Mining

To understand the network's policies, it is essential to understand the Mining component in the process.

• Transactions are collected from users and any missing transactions from other nodes.

• These transactions are validated. If valid, the UTXOs corresponding to the inputs are updated and the TXIDs are stored. If invalid, the transaction is rejected.

• The TXIDs are then added to the block candidate.

• A block candidate is the header components of a block plus a candidate merkle root which then gets passed to miners who hash it in the pursuit of finding a hash output that's below a specified target value: called a Proof-of-Work solution.

• Once a Proof-of-Work solution is found, the Merkle root is combined with other defined and undefined fields to create a block header. This contains the following:

  • Version - 4-byte little endian field indicating the version of the Bitcoin protocol under which the block is being published.

  • hashPrevBlock - 32-byte little endian field populated by the double SHA-256 hash (HASH-256) of the previous block header.

  • hashMerkleRoot - 32 byte little endian field represents the Merkle root of the Merkle tree that records all the ordered transactions which are timestamped in the block.
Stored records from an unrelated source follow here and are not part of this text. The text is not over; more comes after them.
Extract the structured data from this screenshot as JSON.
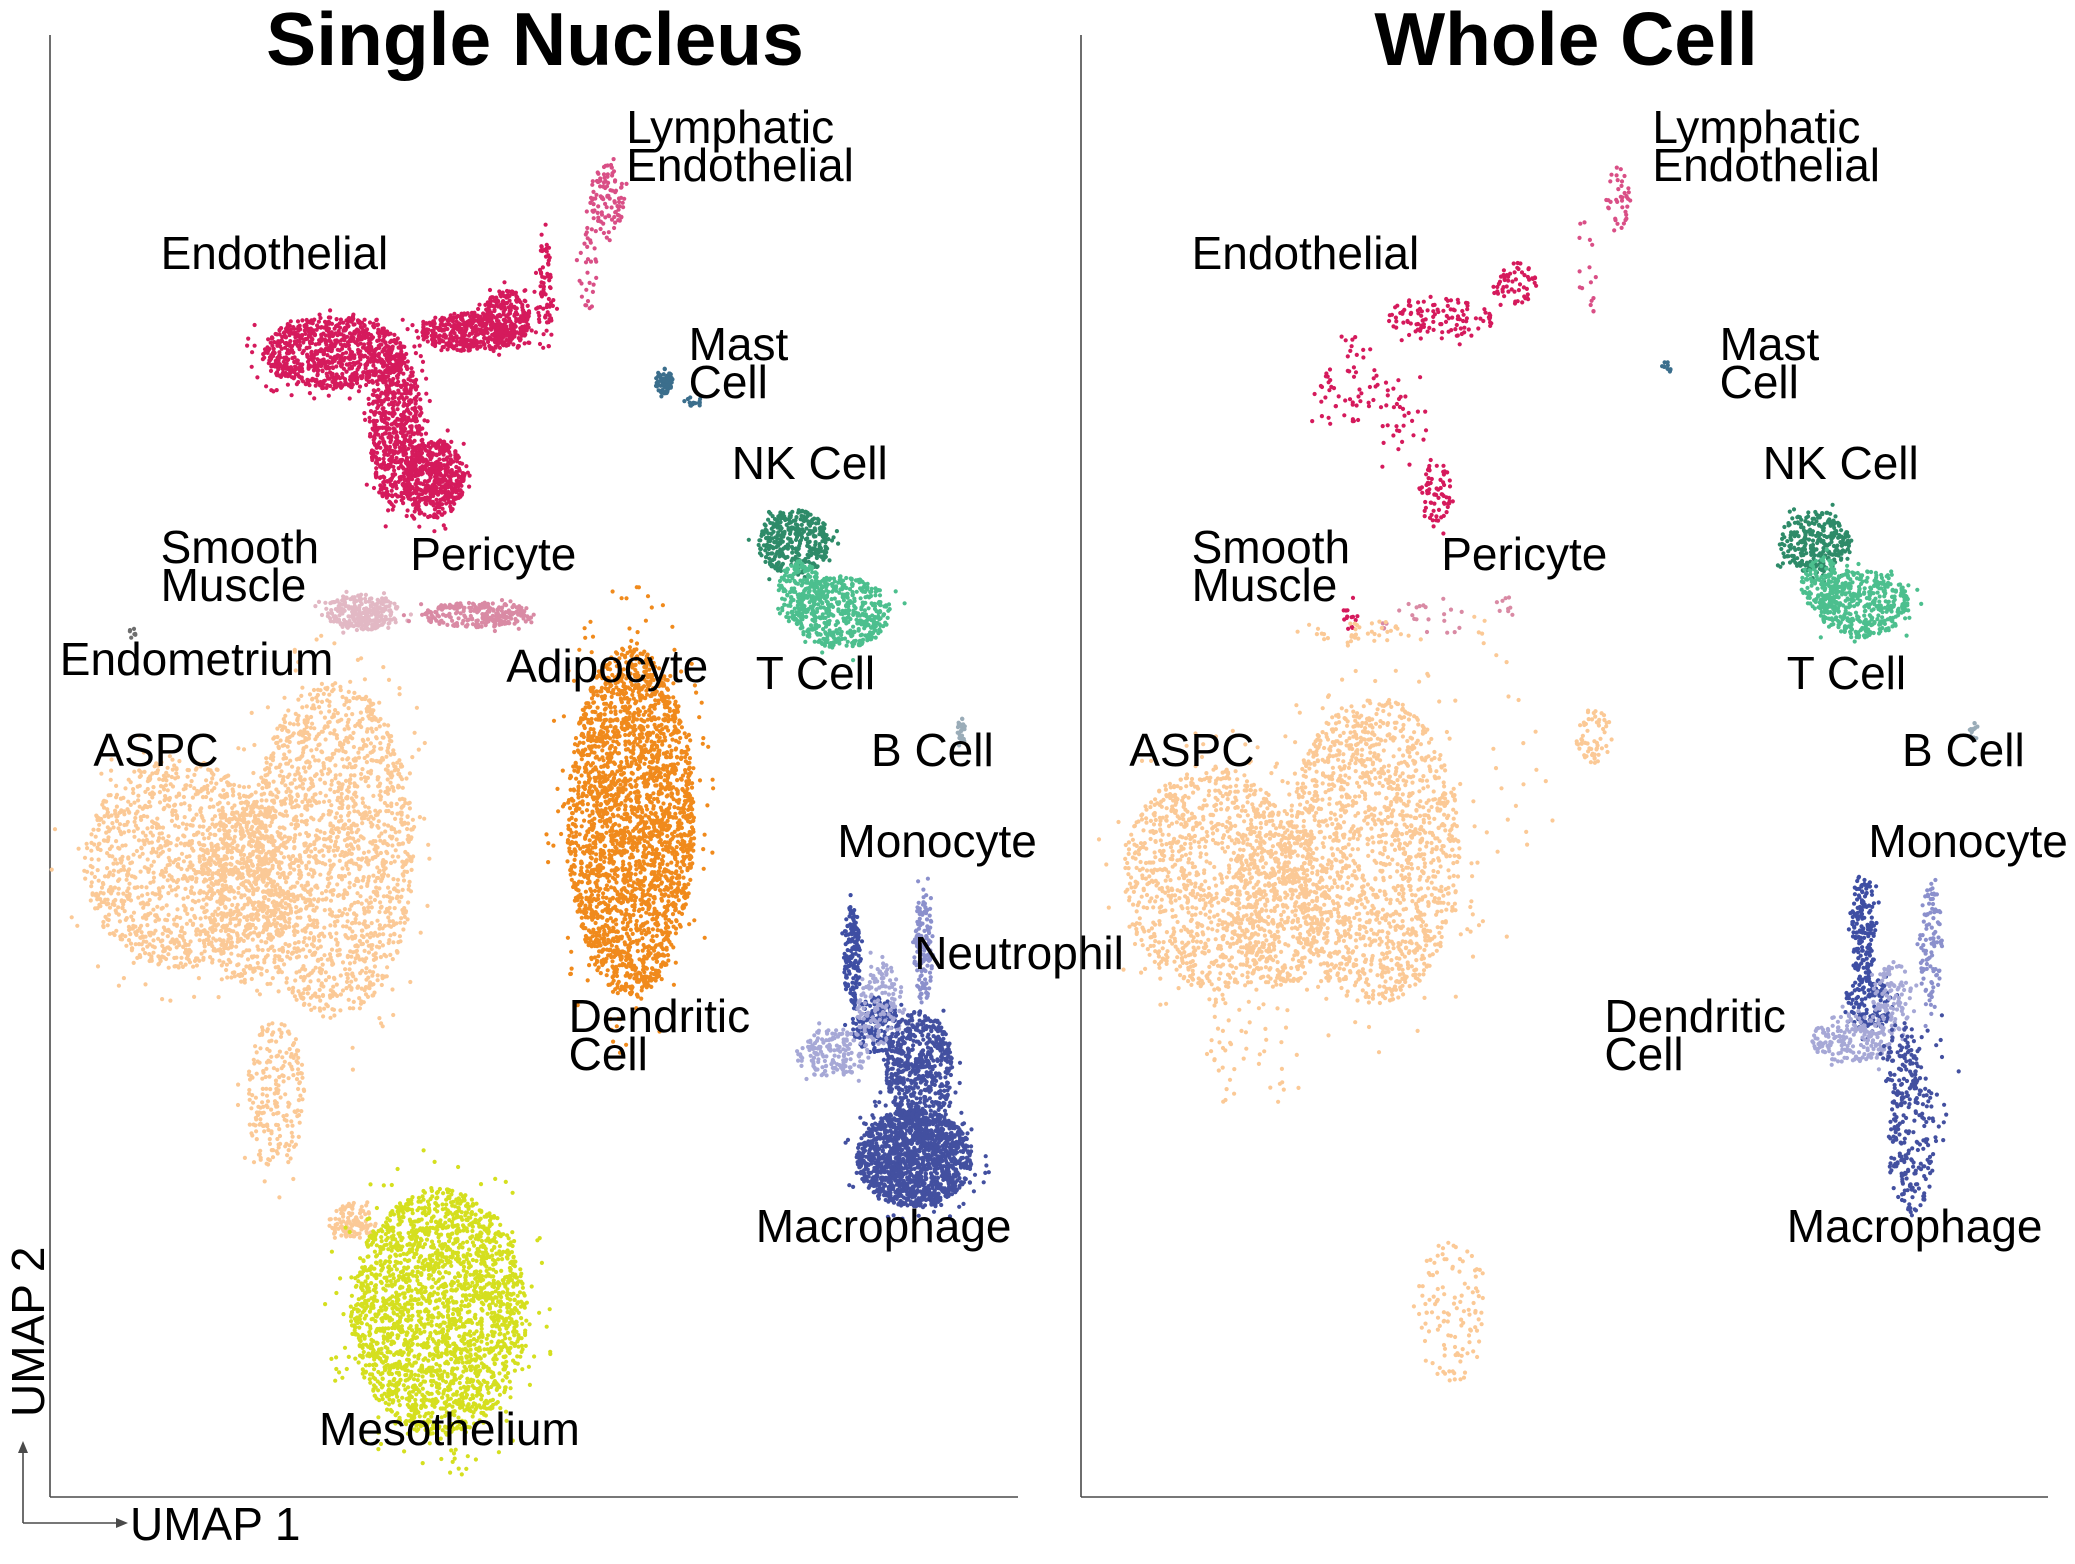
{
  "chart_data": [
    {
      "type": "scatter",
      "subtype": "umap",
      "title": "Single Nucleus",
      "xlabel": "UMAP 1",
      "ylabel": "UMAP 2",
      "xlim": [
        0,
        100
      ],
      "ylim": [
        0,
        100
      ],
      "grid": false,
      "legend": "none (clusters labeled in place)",
      "clusters": [
        {
          "name": "Lymphatic Endothelial",
          "label_lines": [
            "Lymphatic",
            "Endothelial"
          ],
          "color": "#d94f86",
          "density": 0.35,
          "blobs": [
            [
              57.5,
              91.5,
              1.8,
              2.5,
              300
            ],
            [
              55.5,
              86.5,
              0.9,
              3.5,
              90
            ]
          ]
        },
        {
          "name": "Endothelial",
          "label_lines": [
            "Endothelial"
          ],
          "color": "#d51a5c",
          "density": 1.0,
          "blobs": [
            [
              29,
              80.5,
              7.5,
              2.6,
              900
            ],
            [
              35.5,
              75,
              2.8,
              5.5,
              650
            ],
            [
              39.5,
              71.5,
              3.2,
              2.8,
              550
            ],
            [
              43,
              82,
              5.0,
              1.4,
              380
            ],
            [
              47,
              83,
              2.5,
              2.0,
              260
            ],
            [
              51,
              84.5,
              1.0,
              4.0,
              80
            ]
          ]
        },
        {
          "name": "Mast Cell",
          "label_lines": [
            "Mast",
            "Cell"
          ],
          "color": "#3b6e8c",
          "density": 0.5,
          "blobs": [
            [
              63.5,
              78.5,
              1.0,
              0.9,
              140
            ],
            [
              66.5,
              77.0,
              1.0,
              0.35,
              35
            ]
          ]
        },
        {
          "name": "NK Cell",
          "label_lines": [
            "NK Cell"
          ],
          "color": "#2e8b69",
          "density": 0.7,
          "blobs": [
            [
              77,
              67,
              3.8,
              2.3,
              520
            ]
          ]
        },
        {
          "name": "T Cell",
          "label_lines": [
            "T Cell"
          ],
          "color": "#4cbf8e",
          "density": 0.7,
          "blobs": [
            [
              82,
              62,
              5.0,
              2.6,
              700
            ],
            [
              77.5,
              63.5,
              2.2,
              2.2,
              250
            ]
          ]
        },
        {
          "name": "Smooth Muscle",
          "label_lines": [
            "Smooth",
            "Muscle"
          ],
          "color": "#e2b8c4",
          "density": 0.8,
          "blobs": [
            [
              32,
              62,
              3.8,
              1.3,
              380
            ]
          ]
        },
        {
          "name": "Pericyte",
          "label_lines": [
            "Pericyte"
          ],
          "color": "#d98aa4",
          "density": 0.8,
          "blobs": [
            [
              44,
              61.8,
              6.0,
              0.9,
              320
            ]
          ]
        },
        {
          "name": "Endometrium",
          "label_lines": [
            "Endometrium"
          ],
          "color": "#6e6e6e",
          "density": 0.3,
          "blobs": [
            [
              8,
              60.5,
              0.5,
              0.4,
              24
            ]
          ]
        },
        {
          "name": "Adipocyte",
          "label_lines": [
            "Adipocyte"
          ],
          "color": "#f08a1c",
          "density": 1.0,
          "blobs": [
            [
              60,
              47,
              6.6,
              12.5,
              2600
            ]
          ]
        },
        {
          "name": "ASPC",
          "label_lines": [
            "ASPC"
          ],
          "color": "#fbc996",
          "density": 1.0,
          "blobs": [
            [
              13,
              44,
              10.0,
              7.5,
              1200
            ],
            [
              29,
              45,
              8.5,
              12.0,
              1700
            ],
            [
              20,
              42,
              5.0,
              6.5,
              500
            ],
            [
              23,
              27.5,
              3.0,
              5.5,
              220
            ],
            [
              31,
              18.5,
              2.5,
              1.3,
              120
            ]
          ]
        },
        {
          "name": "Mesothelium",
          "label_lines": [
            "Mesothelium"
          ],
          "color": "#d5df1f",
          "density": 1.0,
          "blobs": [
            [
              40,
              12,
              9.2,
              8.8,
              2400
            ]
          ]
        },
        {
          "name": "B Cell",
          "label_lines": [
            "B Cell"
          ],
          "color": "#9aacb8",
          "density": 0.5,
          "blobs": [
            [
              94.5,
              53.5,
              0.5,
              0.9,
              50
            ]
          ]
        },
        {
          "name": "Monocyte",
          "label_lines": [
            "Monocyte"
          ],
          "color": "#3e4ea3",
          "density": 0.7,
          "blobs": [
            [
              83,
              37.5,
              0.9,
              3.5,
              220
            ],
            [
              85.5,
              32.5,
              2.5,
              2.0,
              260
            ]
          ]
        },
        {
          "name": "Neutrophil",
          "label_lines": [
            "Neutrophil"
          ],
          "color": "#8b90cc",
          "density": 0.7,
          "blobs": [
            [
              90.5,
              38,
              1.0,
              4.0,
              200
            ]
          ]
        },
        {
          "name": "Dendritic Cell",
          "label_lines": [
            "Dendritic",
            "Cell"
          ],
          "color": "#a6a8d6",
          "density": 0.7,
          "blobs": [
            [
              81,
              30.5,
              3.8,
              1.8,
              240
            ],
            [
              86,
              34,
              2.5,
              3.0,
              200
            ]
          ]
        },
        {
          "name": "Macrophage",
          "label_lines": [
            "Macrophage"
          ],
          "color": "#4350a0",
          "density": 1.0,
          "blobs": [
            [
              90,
              29.5,
              3.5,
              4.0,
              600
            ],
            [
              89.5,
              23,
              6.0,
              3.5,
              1500
            ]
          ]
        }
      ],
      "labels": [
        {
          "lines": [
            "Lymphatic",
            "Endothelial"
          ],
          "x": 59.5,
          "y": 95.5
        },
        {
          "lines": [
            "Endothelial"
          ],
          "x": 11,
          "y": 86.5
        },
        {
          "lines": [
            "Mast",
            "Cell"
          ],
          "x": 66,
          "y": 80
        },
        {
          "lines": [
            "NK Cell"
          ],
          "x": 70.5,
          "y": 71.5
        },
        {
          "lines": [
            "Smooth",
            "Muscle"
          ],
          "x": 11,
          "y": 65.5
        },
        {
          "lines": [
            "Pericyte"
          ],
          "x": 37,
          "y": 65
        },
        {
          "lines": [
            "Endometrium"
          ],
          "x": 0.5,
          "y": 57.5
        },
        {
          "lines": [
            "Adipocyte"
          ],
          "x": 47,
          "y": 57
        },
        {
          "lines": [
            "T Cell"
          ],
          "x": 73,
          "y": 56.5
        },
        {
          "lines": [
            "ASPC"
          ],
          "x": 4,
          "y": 51
        },
        {
          "lines": [
            "B Cell"
          ],
          "x": 85,
          "y": 51
        },
        {
          "lines": [
            "Monocyte"
          ],
          "x": 81.5,
          "y": 44.5
        },
        {
          "lines": [
            "Neutrophil"
          ],
          "x": 89.5,
          "y": 36.5
        },
        {
          "lines": [
            "Dendritic",
            "Cell"
          ],
          "x": 53.5,
          "y": 32
        },
        {
          "lines": [
            "Macrophage"
          ],
          "x": 73,
          "y": 17
        },
        {
          "lines": [
            "Mesothelium"
          ],
          "x": 27.5,
          "y": 2.5
        }
      ]
    },
    {
      "type": "scatter",
      "subtype": "umap",
      "title": "Whole Cell",
      "xlim": [
        0,
        100
      ],
      "ylim": [
        0,
        100
      ],
      "grid": false,
      "legend": "none (clusters labeled in place)",
      "clusters": [
        {
          "name": "Lymphatic Endothelial",
          "label_lines": [
            "Lymphatic",
            "Endothelial"
          ],
          "color": "#d94f86",
          "density": 0.35,
          "blobs": [
            [
              55.5,
              91.5,
              1.3,
              2.3,
              110
            ],
            [
              52.5,
              86.5,
              1.2,
              3.2,
              45
            ]
          ]
        },
        {
          "name": "Endothelial",
          "label_lines": [
            "Endothelial"
          ],
          "color": "#d51a5c",
          "density": 0.5,
          "blobs": [
            [
              37,
              83,
              5.5,
              1.6,
              230
            ],
            [
              27,
              78.5,
              3.5,
              3.5,
              120
            ],
            [
              36.5,
              70.5,
              1.8,
              2.5,
              140
            ],
            [
              44.5,
              85.5,
              2.5,
              1.5,
              120
            ],
            [
              32.5,
              75.5,
              2.5,
              3.5,
              70
            ]
          ]
        },
        {
          "name": "Mast Cell",
          "label_lines": [
            "Mast",
            "Cell"
          ],
          "color": "#3b6e8c",
          "density": 0.5,
          "blobs": [
            [
              60.5,
              79.5,
              0.5,
              0.5,
              22
            ]
          ]
        },
        {
          "name": "NK Cell",
          "label_lines": [
            "NK Cell"
          ],
          "color": "#2e8b69",
          "density": 0.7,
          "blobs": [
            [
              76,
              67,
              3.8,
              2.2,
              420
            ]
          ]
        },
        {
          "name": "T Cell",
          "label_lines": [
            "T Cell"
          ],
          "color": "#4cbf8e",
          "density": 0.7,
          "blobs": [
            [
              81,
              62.5,
              4.8,
              2.4,
              620
            ],
            [
              76.5,
              64,
              2.0,
              2.0,
              180
            ]
          ]
        },
        {
          "name": "Smooth Muscle",
          "label_lines": [
            "Smooth",
            "Muscle"
          ],
          "color": "#d51a5c",
          "density": 0.4,
          "blobs": [
            [
              27.5,
              62,
              0.8,
              1.3,
              35
            ]
          ]
        },
        {
          "name": "Pericyte",
          "label_lines": [
            "Pericyte"
          ],
          "color": "#d98aa4",
          "density": 0.4,
          "blobs": [
            [
              36,
              61.5,
              6.0,
              1.3,
              60
            ],
            [
              44,
              62.5,
              1.5,
              0.8,
              20
            ]
          ]
        },
        {
          "name": "ASPC",
          "label_lines": [
            "ASPC"
          ],
          "color": "#fbc996",
          "density": 1.0,
          "blobs": [
            [
              13,
              43,
              9.0,
              8.0,
              1100
            ],
            [
              30,
              45,
              9.0,
              11.0,
              1600
            ],
            [
              20,
              41.5,
              5.0,
              6.5,
              400
            ],
            [
              28,
              60.5,
              6.0,
              1.0,
              40
            ],
            [
              17,
              31,
              5.0,
              5.0,
              60
            ],
            [
              53,
              53,
              2.0,
              2.0,
              60
            ],
            [
              41,
              50,
              8.0,
              12.0,
              40
            ],
            [
              38,
              12,
              4.0,
              5.0,
              120
            ]
          ]
        },
        {
          "name": "B Cell",
          "label_lines": [
            "B Cell"
          ],
          "color": "#9aacb8",
          "density": 0.5,
          "blobs": [
            [
              92.5,
              53.5,
              0.5,
              0.6,
              25
            ]
          ]
        },
        {
          "name": "Monocyte",
          "label_lines": [
            "Monocyte"
          ],
          "color": "#3e4ea3",
          "density": 0.7,
          "blobs": [
            [
              81,
              39.5,
              1.3,
              4.0,
              260
            ],
            [
              81.5,
              34,
              2.5,
              2.0,
              180
            ]
          ]
        },
        {
          "name": "Neutrophil",
          "label_lines": [
            "Neutrophil"
          ],
          "color": "#8b90cc",
          "density": 0.7,
          "blobs": [
            [
              88,
              38,
              1.2,
              4.5,
              150
            ]
          ]
        },
        {
          "name": "Dendritic Cell",
          "label_lines": [
            "Dendritic",
            "Cell"
          ],
          "color": "#a6a8d6",
          "density": 0.7,
          "blobs": [
            [
              80,
              31.5,
              4.5,
              1.8,
              280
            ],
            [
              84,
              34.5,
              2.0,
              2.5,
              150
            ]
          ]
        },
        {
          "name": "Macrophage",
          "label_lines": [
            "Macrophage"
          ],
          "color": "#4350a0",
          "density": 0.6,
          "blobs": [
            [
              86,
              24.5,
              2.5,
              5.5,
              350
            ],
            [
              85,
              30,
              2.0,
              3.0,
              120
            ],
            [
              88,
              29,
              3.0,
              5.0,
              40
            ]
          ]
        }
      ],
      "labels": [
        {
          "lines": [
            "Lymphatic",
            "Endothelial"
          ],
          "x": 59,
          "y": 95.5
        },
        {
          "lines": [
            "Endothelial"
          ],
          "x": 11,
          "y": 86.5
        },
        {
          "lines": [
            "Mast",
            "Cell"
          ],
          "x": 66,
          "y": 80
        },
        {
          "lines": [
            "NK Cell"
          ],
          "x": 70.5,
          "y": 71.5
        },
        {
          "lines": [
            "Smooth",
            "Muscle"
          ],
          "x": 11,
          "y": 65.5
        },
        {
          "lines": [
            "Pericyte"
          ],
          "x": 37,
          "y": 65
        },
        {
          "lines": [
            "T Cell"
          ],
          "x": 73,
          "y": 56.5
        },
        {
          "lines": [
            "ASPC"
          ],
          "x": 4.5,
          "y": 51
        },
        {
          "lines": [
            "B Cell"
          ],
          "x": 85,
          "y": 51
        },
        {
          "lines": [
            "Monocyte"
          ],
          "x": 81.5,
          "y": 44.5
        },
        {
          "lines": [
            "Dendritic",
            "Cell"
          ],
          "x": 54,
          "y": 32
        },
        {
          "lines": [
            "Macrophage"
          ],
          "x": 73,
          "y": 17
        }
      ]
    }
  ]
}
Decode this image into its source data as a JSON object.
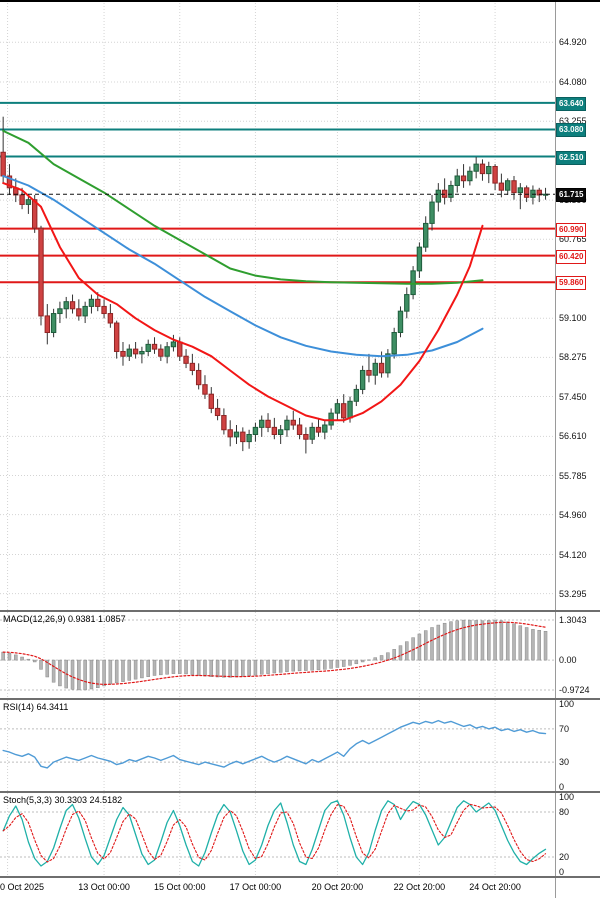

  • Time - 4-byte field containing the Unix epoch timestamp applied to all transactions in the block. Current network policy only requires this value to be accurate to within 2 hours of the validating nodes’ local timestamp. The timestamp has a 1-second precision.

  • Bits - 4-byte field containing the difficulty target value of the proof-of-work puzzle, determined by the network rules.

  • Nonce - ‘Number Used Once’. This is the 4-byte field that is cycled through during the proof-of-work hashing process to find a proof-of-work solution. In addition to the nonce, since ASIC hashing devices can iterate through the complete 4.3 billion value nonce space, nodes also provide them with additional values by iterating the number in a data field within the block’s coinbase transaction (called the "extra nonce") and recalculating the Merkle root; essentially providing additional 4.3 billion value nonce spaces for the ASIC hashers to iterate through.

Version, hashPrevBlock, hashMerkleRoot, time and Bits are decided by the node software, along with a starting value of the nonce. This data is then passed to the mining component, which performs a brute force-like process to keep calculating the value of the double hash of the candidate block header until a solution is found. This process is illustrated in the following diagram with an example target value. The illustrations show an approximation; in reality, the nonce is part of the candidate block or the challenge. Challange or puzzle here refers to the mining solution.

The mining process is also called proof of work (PoW). The solution to the mining process will be passed back to the node software, which will then use the BSN to propagate a set of messages to all of the nodes in the network to inform them about the proposed block. These nodes will then request the node to send them details of the block, which, once received, will be validated in terms of the block data and underlying transaction data to be valid.

Next, the nodes will reply with a message confirming whether or not they accept the block. This process is called Nakamoto Consensus, which results in deciding which block becomes the common ledger history. This is an essential step in the system as it decides what becomes a shared history for the nodes and the ledger.

The consensus is achieved by nodes accepting the proposed block and building the next block with it (including the block ID of the proposed block as the previous block ID in the block header).

The nodes compete to find the solution, and only the first one finding it gets the right to publish the block. for the others the PoW is wasted. once a block is published, a new block competition starts (i.e. nodes create a new block header, etc)

Two or more nodes may find the solution simultaneously, resulting in a temporary fork with two different chain tips (shown in the following diagram as block 3 and 3’).

The fork is resolved when a subsequent block is found, building on one of the proposed blocks (block 4 in the previous diagram). This process results in the earlier node abandoning block 3 and building on block 4.